PostPosted: Thu Apr 28 09:23:48 CDT 2005 Top

SQL Server Developer >> CASE vs. JOIN lookups performance difference? > People tend to forget that the CASE expression is executed in order,

Well, you see, according to Zen Hacking again, if I was to write an
optimizer for a CASE statement on a very limited set of TINYINTs, I
would've created a 256-word lookup table and simply picked up a jump
address by offset... so no sequential execution [in this particular
case].

So probably I'm thinking too high of MSSQL team if they are really
avoiding such a tricks.

 
 
Gert-Jan





PostPosted: Thu Apr 28 18:06:21 CDT 2005 Top

SQL Server Developer >> CASE vs. JOIN lookups performance difference? Hmm, and how does the CASE query perform when table1 only contains the
number 10 in column number?

You see, the CASE expression is executed top to bottom, so the
performance will depend on the distribution of the values of column
number. Once the list grows, the performance will degrade (eventually it
will degrade exponentially).

Joining with another table works differently.
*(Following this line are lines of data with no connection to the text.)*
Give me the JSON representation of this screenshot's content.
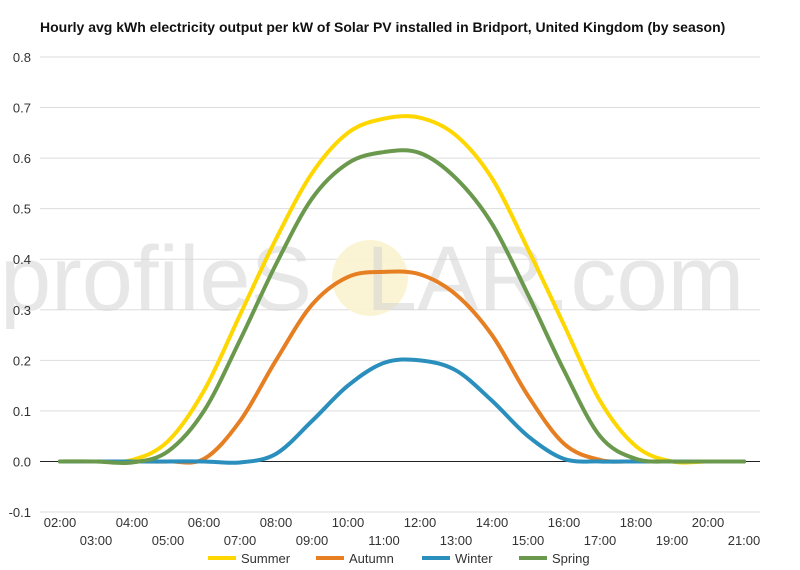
{
  "chart_data": {
    "type": "line",
    "title": "Hourly avg kWh electricity output per kW of Solar PV installed in Bridport, United Kingdom (by season)",
    "xlabel": "",
    "ylabel": "",
    "x": [
      "02:00",
      "03:00",
      "04:00",
      "05:00",
      "06:00",
      "07:00",
      "08:00",
      "09:00",
      "10:00",
      "11:00",
      "12:00",
      "13:00",
      "14:00",
      "15:00",
      "16:00",
      "17:00",
      "18:00",
      "19:00",
      "20:00",
      "21:00"
    ],
    "x_tick_labels": [
      "02:00",
      "03:00",
      "04:00",
      "05:00",
      "06:00",
      "07:00",
      "08:00",
      "09:00",
      "10:00",
      "11:00",
      "12:00",
      "13:00",
      "14:00",
      "15:00",
      "16:00",
      "17:00",
      "18:00",
      "19:00",
      "20:00",
      "21:00"
    ],
    "ylim": [
      -0.1,
      0.8
    ],
    "y_ticks": [
      "-0.1",
      "0.0",
      "0.1",
      "0.2",
      "0.3",
      "0.4",
      "0.5",
      "0.6",
      "0.7",
      "0.8"
    ],
    "y_tick_values": [
      -0.1,
      0,
      0.1,
      0.2,
      0.3,
      0.4,
      0.5,
      0.6,
      0.7,
      0.8
    ],
    "grid": true,
    "legend_position": "bottom",
    "series": [
      {
        "name": "Summer",
        "color": "#FFD700",
        "values": [
          0,
          0,
          0.003,
          0.04,
          0.14,
          0.29,
          0.44,
          0.57,
          0.65,
          0.678,
          0.68,
          0.645,
          0.56,
          0.42,
          0.27,
          0.12,
          0.03,
          0.0,
          0,
          0
        ]
      },
      {
        "name": "Autumn",
        "color": "#E67E22",
        "values": [
          0,
          0,
          0,
          0,
          0.005,
          0.08,
          0.2,
          0.31,
          0.365,
          0.375,
          0.37,
          0.33,
          0.25,
          0.13,
          0.035,
          0.003,
          0,
          0,
          0,
          0
        ]
      },
      {
        "name": "Winter",
        "color": "#2A8FBD",
        "values": [
          0,
          0,
          0,
          0,
          0,
          -0.002,
          0.015,
          0.08,
          0.15,
          0.195,
          0.2,
          0.18,
          0.12,
          0.05,
          0.005,
          0,
          0,
          0,
          0,
          0
        ]
      },
      {
        "name": "Spring",
        "color": "#6A994E",
        "values": [
          0,
          0,
          -0.002,
          0.02,
          0.1,
          0.24,
          0.39,
          0.52,
          0.59,
          0.612,
          0.61,
          0.56,
          0.47,
          0.33,
          0.18,
          0.05,
          0.005,
          0,
          0,
          0
        ]
      }
    ]
  },
  "watermark": {
    "prefix": "profileS",
    "suffix": "LAR.com"
  }
}
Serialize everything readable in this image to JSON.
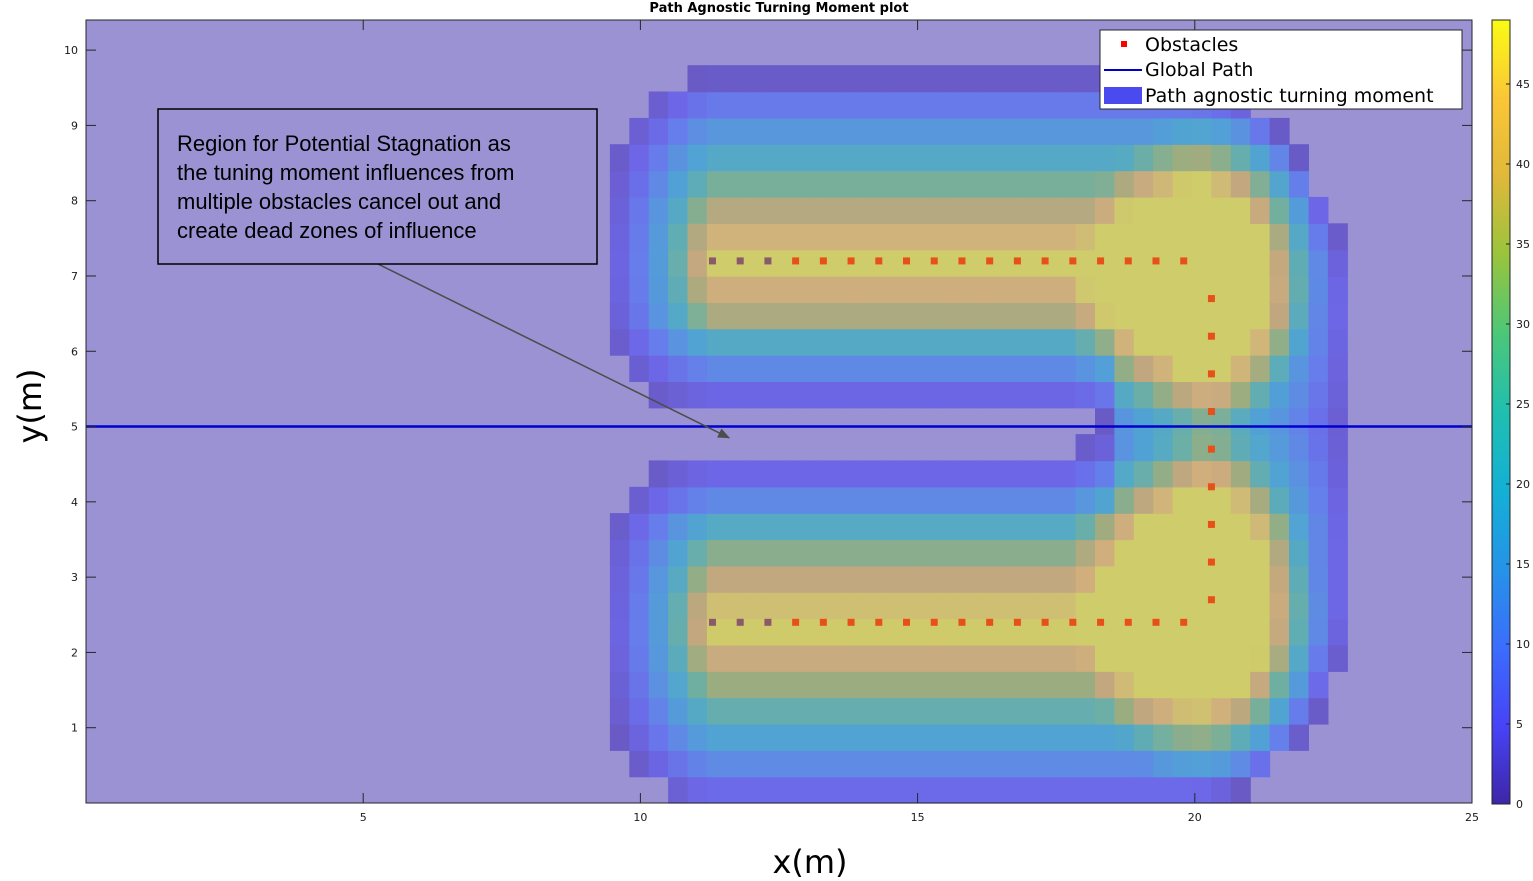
{
  "chart_data": {
    "type": "heatmap",
    "title": "Path Agnostic Turning Moment plot",
    "xlabel": "x(m)",
    "ylabel": "y(m)",
    "xlim": [
      0,
      25
    ],
    "ylim": [
      0,
      10.4
    ],
    "xticks": [
      5,
      10,
      15,
      20,
      25
    ],
    "yticks": [
      1,
      2,
      3,
      4,
      5,
      6,
      7,
      8,
      9,
      10
    ],
    "grid": false,
    "colormap": "parula",
    "colorbar": {
      "min": 0,
      "max": 49,
      "ticks": [
        0,
        5,
        10,
        15,
        20,
        25,
        30,
        35,
        40,
        45
      ]
    },
    "legend": {
      "placement": "top-right",
      "entries": [
        {
          "label": "Obstacles",
          "kind": "marker",
          "color": "#ff0000"
        },
        {
          "label": "Global Path",
          "kind": "line",
          "color": "#0000cc"
        },
        {
          "label": "Path agnostic turning moment",
          "kind": "patch",
          "color": "#4a4aee"
        }
      ]
    },
    "series": [
      {
        "name": "Obstacles",
        "type": "scatter",
        "color": "#e8501a",
        "points": [
          [
            11.3,
            7.2
          ],
          [
            11.8,
            7.2
          ],
          [
            12.3,
            7.2
          ],
          [
            12.8,
            7.2
          ],
          [
            13.3,
            7.2
          ],
          [
            13.8,
            7.2
          ],
          [
            14.3,
            7.2
          ],
          [
            14.8,
            7.2
          ],
          [
            15.3,
            7.2
          ],
          [
            15.8,
            7.2
          ],
          [
            16.3,
            7.2
          ],
          [
            16.8,
            7.2
          ],
          [
            17.3,
            7.2
          ],
          [
            17.8,
            7.2
          ],
          [
            18.3,
            7.2
          ],
          [
            18.8,
            7.2
          ],
          [
            19.3,
            7.2
          ],
          [
            19.8,
            7.2
          ],
          [
            20.3,
            6.7
          ],
          [
            20.3,
            6.2
          ],
          [
            20.3,
            5.7
          ],
          [
            20.3,
            5.2
          ],
          [
            20.3,
            4.7
          ],
          [
            20.3,
            4.2
          ],
          [
            20.3,
            3.7
          ],
          [
            20.3,
            3.2
          ],
          [
            20.3,
            2.7
          ],
          [
            11.3,
            2.4
          ],
          [
            11.8,
            2.4
          ],
          [
            12.3,
            2.4
          ],
          [
            12.8,
            2.4
          ],
          [
            13.3,
            2.4
          ],
          [
            13.8,
            2.4
          ],
          [
            14.3,
            2.4
          ],
          [
            14.8,
            2.4
          ],
          [
            15.3,
            2.4
          ],
          [
            15.8,
            2.4
          ],
          [
            16.3,
            2.4
          ],
          [
            16.8,
            2.4
          ],
          [
            17.3,
            2.4
          ],
          [
            17.8,
            2.4
          ],
          [
            18.3,
            2.4
          ],
          [
            18.8,
            2.4
          ],
          [
            19.3,
            2.4
          ],
          [
            19.8,
            2.4
          ]
        ]
      },
      {
        "name": "Global Path",
        "type": "line",
        "color": "#0000cc",
        "points": [
          [
            0,
            5
          ],
          [
            25,
            5
          ]
        ]
      }
    ],
    "annotation": {
      "text_lines": [
        "Region for Potential Stagnation as",
        "the tuning moment influences from",
        "multiple obstacles cancel out and",
        "create dead zones of influence"
      ],
      "arrow_to": [
        11.6,
        4.85
      ]
    }
  }
}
Cadinality and data
distribution start playing a roll.

By the way: with such a small table, you may want to remove all indexes
from table lookup_table and see how that performs.

Having said all that: I would not be surprised if the CASE query still
performs best, simply because it is hard coded, and does not involve all
the overhead and eventualities of a real table.

HTH,
Gert-Jan




>
> Dear colleagues,
>
> I have encountered an incredible difference in timings of the following
> 2 statements:
>
> a) SELECT col1, col2, col3,
> CASE number
> WHEN 1 then 'one'
> WHEN 2 then 'two'
> ...
> WHEN 10 then 'ten'
> END as number_verbatim
> FROM table1
>
> b) SELECT table1.col1, table1.col2, table1.col3,
> lookup_table.number_verbatim
> FROM table1
> JOIN lookup_table
> on table1.number = lookup_table.number_int
>
> (where lookup_table consists of 10 rows:
>
> number_int number_verbatim
> ---------- -------------------
> 1 one
> 2 two
> ...
> 10 ten
> )
>
> It turns out that variant (a) runs at least 25% (in reality, 25 seconds
> out of total 90) faster than (b). Any idea why (I was hoping SQL
> optimizer is smart enough to handle such tiny lookup tables by caching
> them at once, or even maybe turning them into CASE-like statements on
> its own) and how to fix that? I wish I could use (a) in the product,
> but there exist a 0.001% possibility that eventually we'll need to add
> "eleven", and thus I can't . :(
>
> I was pondering dynamically generating an UDF containing the
> aforementioned CASE statememnt, but, unsurprisingly, the SELECT
> statement utilizing that UDF turned out 150% slower.